Rien qu’en France, près d’un million de personnes sont victimes de fractures chaque année. Bien que dans 90 % des cas ces fractures se consolident sans complications, 10 % restant font l’objet d’une attention toute particulière lorsque la pose d’un plâtre n’est pas suffisante.

En effet, des scientifiques planchent depuis des années sur des solutions performantes. En 2008, des chercheurs britanniques avaient réussi à fabriquer une sorte de pâte injectable capable de se transformer en tissu osseux et consolider une fracture. Cependant, les chercheurs américains ont réellement fait mieux avec cet os hyperélastique sur mesure imprimable en 3D. Ce dernier est destiné à remplacer la portion manquante et à régénérer le tissu détérioré.

(Crédit image : Université Northwestern)

« Le temps de fabrication d’un implant sur mesure pour un patient pourrait être de seulement vingt-quatre heures.

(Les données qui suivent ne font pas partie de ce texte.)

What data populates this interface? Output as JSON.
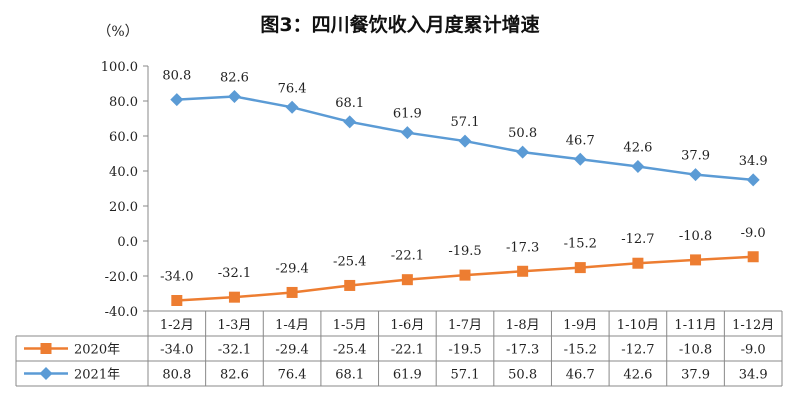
{
  "chart_data": {
    "type": "line",
    "title": "图3：四川餐饮收入月度累计增速",
    "ylabel": "（%）",
    "xlabel": "",
    "ylim": [
      -40,
      100
    ],
    "yticks": [
      -40,
      -20,
      0,
      20,
      40,
      60,
      80,
      100
    ],
    "ytick_labels": [
      "-40.0",
      "-20.0",
      "0.0",
      "20.0",
      "40.0",
      "60.0",
      "80.0",
      "100.0"
    ],
    "categories": [
      "1-2月",
      "1-3月",
      "1-4月",
      "1-5月",
      "1-6月",
      "1-7月",
      "1-8月",
      "1-9月",
      "1-10月",
      "1-11月",
      "1-12月"
    ],
    "series": [
      {
        "name": "2020年",
        "color": "#ED7D31",
        "marker": "square",
        "values": [
          -34.0,
          -32.1,
          -29.4,
          -25.4,
          -22.1,
          -19.5,
          -17.3,
          -15.2,
          -12.7,
          -10.8,
          -9.0
        ],
        "labels": [
          "-34.0",
          "-32.1",
          "-29.4",
          "-25.4",
          "-22.1",
          "-19.5",
          "-17.3",
          "-15.2",
          "-12.7",
          "-10.8",
          "-9.0"
        ]
      },
      {
        "name": "2021年",
        "color": "#5B9BD5",
        "marker": "diamond",
        "values": [
          80.8,
          82.6,
          76.4,
          68.1,
          61.9,
          57.1,
          50.8,
          46.7,
          42.6,
          37.9,
          34.9
        ],
        "labels": [
          "80.8",
          "82.6",
          "76.4",
          "68.1",
          "61.9",
          "57.1",
          "50.8",
          "46.7",
          "42.6",
          "37.9",
          "34.9"
        ]
      }
    ],
    "data_table": true,
    "grid": false
  }
}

Cela pourrait bouleverser la chirurgie cranofaciale et orthopédique et je l’espère, améliorer les résultats sur les patients », indique Ramille Shah.

Les tests pratiqués sur des macaques ont permis d’affiner la technique et d’optimiser les temps de fabrication et aucun risque de rejet n’a été observé. Côté composition, l’os aurait presque les mêmes caractéristiques que l’os humain. Il est en effet composé de poudre hydroxyapatite, de dentine et même d’os humain ! Dernier élément du cocktail : le polycaprolactone, un polymère biocompatible et biodégradable permettant la flexibilité évoquée. Prévue pour l’orthopédie, cette solution sera également utilisée en dentisterie.